As one example of details in the supply chain, Apple bought up all the available holiday air freight space  to ensure its new translucent blue iMacs would be widely available before Christmas–paying $50 million to do so. The move handicapped Compaq when it later wanted to book air transport.  Apple also decided to fly iPods directly from Chinese factories to consumers homes, allowing the buyer to track the phone’s progress around the world on its web site.

The company recently announced it plans to double capital expenditures on its supply chain to $7.1 billion next year, while committing $2.4 billion in prepayments to key suppliers. The tactic ensures availability and low prices. Because it  locked up all available screens to use in its iPhone4 debut last  year, competitors like HTC couldn’t buy the screens it needed. 

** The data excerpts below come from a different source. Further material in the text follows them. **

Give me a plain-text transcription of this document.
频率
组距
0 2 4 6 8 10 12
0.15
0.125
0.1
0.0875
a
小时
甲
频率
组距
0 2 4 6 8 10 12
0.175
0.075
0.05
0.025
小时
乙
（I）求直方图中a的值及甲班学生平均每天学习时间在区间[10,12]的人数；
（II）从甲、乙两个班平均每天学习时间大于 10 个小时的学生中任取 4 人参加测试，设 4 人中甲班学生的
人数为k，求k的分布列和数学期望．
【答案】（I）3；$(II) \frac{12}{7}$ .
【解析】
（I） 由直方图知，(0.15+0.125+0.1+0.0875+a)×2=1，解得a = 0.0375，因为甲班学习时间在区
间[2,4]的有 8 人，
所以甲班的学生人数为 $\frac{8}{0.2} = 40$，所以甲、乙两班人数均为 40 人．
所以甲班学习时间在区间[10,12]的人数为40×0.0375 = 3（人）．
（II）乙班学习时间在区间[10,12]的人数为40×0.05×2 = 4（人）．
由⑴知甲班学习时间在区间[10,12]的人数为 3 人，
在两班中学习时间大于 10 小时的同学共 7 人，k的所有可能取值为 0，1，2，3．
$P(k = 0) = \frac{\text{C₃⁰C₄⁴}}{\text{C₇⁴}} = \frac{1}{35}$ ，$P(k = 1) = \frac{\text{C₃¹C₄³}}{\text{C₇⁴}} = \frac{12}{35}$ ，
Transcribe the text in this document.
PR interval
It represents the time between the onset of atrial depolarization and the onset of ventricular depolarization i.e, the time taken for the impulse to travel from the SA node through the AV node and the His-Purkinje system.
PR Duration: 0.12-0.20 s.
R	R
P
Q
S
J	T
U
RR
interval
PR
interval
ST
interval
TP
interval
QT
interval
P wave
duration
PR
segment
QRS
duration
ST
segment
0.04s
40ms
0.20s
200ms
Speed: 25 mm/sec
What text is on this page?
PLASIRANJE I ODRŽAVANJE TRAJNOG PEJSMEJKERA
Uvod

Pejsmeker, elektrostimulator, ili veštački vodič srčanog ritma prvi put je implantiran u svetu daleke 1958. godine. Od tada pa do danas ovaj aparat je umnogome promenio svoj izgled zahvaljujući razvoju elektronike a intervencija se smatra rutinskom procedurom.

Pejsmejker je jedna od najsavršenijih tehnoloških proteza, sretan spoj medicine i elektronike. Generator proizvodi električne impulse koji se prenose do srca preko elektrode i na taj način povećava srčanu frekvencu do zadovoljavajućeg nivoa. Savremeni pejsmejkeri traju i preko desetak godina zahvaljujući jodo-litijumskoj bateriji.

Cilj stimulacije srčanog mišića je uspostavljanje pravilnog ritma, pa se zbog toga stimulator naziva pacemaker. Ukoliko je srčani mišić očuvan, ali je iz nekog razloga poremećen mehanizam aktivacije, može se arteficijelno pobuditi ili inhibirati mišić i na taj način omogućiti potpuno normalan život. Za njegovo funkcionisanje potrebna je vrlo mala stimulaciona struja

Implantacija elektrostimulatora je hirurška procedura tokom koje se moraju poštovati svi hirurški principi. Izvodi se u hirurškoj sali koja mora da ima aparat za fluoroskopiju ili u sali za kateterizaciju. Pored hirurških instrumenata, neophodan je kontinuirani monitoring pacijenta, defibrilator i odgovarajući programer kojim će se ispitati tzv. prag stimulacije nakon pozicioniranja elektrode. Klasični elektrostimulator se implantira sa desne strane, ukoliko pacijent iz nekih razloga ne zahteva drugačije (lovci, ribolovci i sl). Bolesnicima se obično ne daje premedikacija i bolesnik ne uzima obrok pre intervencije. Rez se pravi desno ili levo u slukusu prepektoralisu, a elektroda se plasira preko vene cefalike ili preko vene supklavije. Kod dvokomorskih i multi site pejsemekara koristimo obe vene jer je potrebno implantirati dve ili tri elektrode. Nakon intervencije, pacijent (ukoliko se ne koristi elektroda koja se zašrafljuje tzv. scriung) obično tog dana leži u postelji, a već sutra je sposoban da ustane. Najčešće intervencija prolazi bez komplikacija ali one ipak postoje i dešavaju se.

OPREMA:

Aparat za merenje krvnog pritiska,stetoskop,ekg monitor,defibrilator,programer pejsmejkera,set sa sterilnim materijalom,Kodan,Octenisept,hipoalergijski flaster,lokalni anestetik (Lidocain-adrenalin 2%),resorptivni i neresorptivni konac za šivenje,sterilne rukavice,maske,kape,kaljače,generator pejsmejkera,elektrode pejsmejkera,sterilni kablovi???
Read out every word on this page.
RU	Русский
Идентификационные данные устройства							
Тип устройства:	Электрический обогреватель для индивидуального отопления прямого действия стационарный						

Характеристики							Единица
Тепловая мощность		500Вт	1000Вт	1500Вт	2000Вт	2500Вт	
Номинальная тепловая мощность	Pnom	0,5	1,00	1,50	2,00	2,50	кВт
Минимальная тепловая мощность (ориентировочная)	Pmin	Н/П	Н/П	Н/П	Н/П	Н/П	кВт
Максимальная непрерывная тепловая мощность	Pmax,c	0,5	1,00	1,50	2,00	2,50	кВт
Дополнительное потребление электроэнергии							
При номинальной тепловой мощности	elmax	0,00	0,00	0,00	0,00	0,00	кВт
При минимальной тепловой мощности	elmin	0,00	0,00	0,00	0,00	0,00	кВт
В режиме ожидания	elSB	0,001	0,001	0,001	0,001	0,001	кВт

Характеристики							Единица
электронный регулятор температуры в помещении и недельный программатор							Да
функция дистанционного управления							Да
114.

 While life as an Apple supplier may be lucrative because of volumes, Apple  does squeeze prices to the bone, and may require suppliers to keep 2 weeks of inventory within a mile of Asian assembly plants.

Discussion questions:

1. In what ways do Apple’s retail stores provide an OM advantage?

2. How does Apple use SCM as a strategic weapon?

Teaching Tip: The World’s Most Admired Companies–2011

In reading Fortune’s new 2011 list of the “50 most admired companies” in the world, I saw some good teaching opportunities. Of the nine attributes rated by the 4,100 execs who did the rankings, I would view six of them as being under the OM purview. (The rest are financial measures). And what makes the rankings more interesting is that Fortune points out the major changes since their pre-recession survey 4 years ago.

Here are the  6 categories, along with the old and new champs for each:

1. Ability to attract/ keep talented people:  then, GE: now Goldman Sachs.

2. Global business effectiveness: then Nestle: now McDonald’s

3. Quality of management: then P&G: now McDonald’s

4. Quality of products/ services: then Anheuser-Busch: now Amazon.com

5. Sustainability: then UPS: now Statoil

6. Innovativeness: then Apple: now Apple

Two things we can discuss with our students: (1) McDonald’s is considered the world’s best-managed company on 3 attributes (the last being wise use of corporate assets). Can the class explain why? (2) Only Apple preserved its status (for innovativeness) over the 4 traumatic years. And Apple ranks no.1 in the Fortune overall most admired list.

A wonderful editorial recently in The Wall Street Journal (April 12,2011), by Vinton Cerf (an Internet pioneer now at Google), explains Apple’s success. He writes: “Americans get very excited about innovation…In Silicon Valley, and elsewhere in the US, the engine requires sources of trained professionals, sources of capital, and new and exciting companies that form a mutually enforcing ecosystem”.

Contributing factors, Cerf adds, include the freedom to pursue ideas, the freedom to fail, and freedom of access to information. “Business failure in the US is a mark of experience”. I am reminded of a recent interview of Stephen Jobs who remarked that being fired from Apple by John Scully (in 1984) was the best thing that ever happened in his career. (He came back as CEO in 1997). In other cultures, such a downfall would be a permanent scar.